To The Sea


“Did you know the sea talks to you?” She asked, concerned.

“I don’t believe that,” he said. He shook his head. “The sea just lets her waves roll in, onto the beach, and takes them back again, to safety. Whether the water is smooth or it rumbles, it’s nothing more than noise. The sound of nature, not of man.”

“I never said it was the sound of man. I only said the sea talks.”

She looked hurt, but not because he didn’t believe her. When he said the sea didn’t speak, he probably didn’t hear her voice either.

“Maybe the sea just doesn’t speak to me?” He tried to make up with her.

“Or maybe you don’t listen.”

 

She thought of the bright-yellow boat in the bay. Thought of it bobbing its head up and down, trying to go along with the waves. Towards adventure, towards safety, but succeeding at neither, stuck at one spot in the middle of a turquoise blue field. The silence that followed cancelled everything out. It was a bright, white circle growing ever bigger, something like the paintings by that Russian artist of the 1920s. The silence was alive, sucking the oxygen in and out of his mouth.
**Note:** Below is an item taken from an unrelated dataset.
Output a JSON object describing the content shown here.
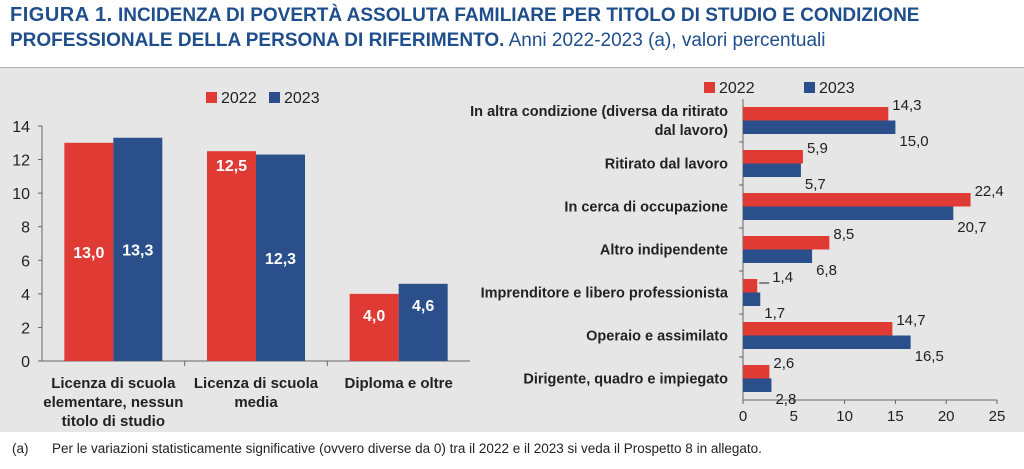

She felt it weighing down on her, crushing her chest, until the three breaths rose and fell as one.

 

“So, what do you say?” I’m not sure who said these first words. Whether it’s the boy or the girl doesn’t matter, the silence was broken and time was flowing its normal pace again.

“I think I was trying to say something,” said the other one.

“So did I.”

They were quiet again, but a normal kind of quiet this time. She pushed a strand of hair from her forehead back behind her ear, or maybe it was his hand. I can’t be certain.

“To the sea?” said both of them together. Their voices created a symphony worthy of an opera house but forever lost in the bleak landscape they were standing.

“To the sea,” they replied.

 

Seagulls circle the yellow boat. The sea is a mirror and the boat lies still as a rock. Two times two, the paint turns the sea beneath a different colour, and the seagulls as the fish they are trying to catch.

“It’s every colour on the other side of the horizon,” she sighs. He just nods, and listens, maybe.

Seagulls circle the yellow boat, quiet and still, like planets around the sun. Maybe she is the sun, he wonders.

Maybe she is. Maybe she isn’t. I can’t be certain.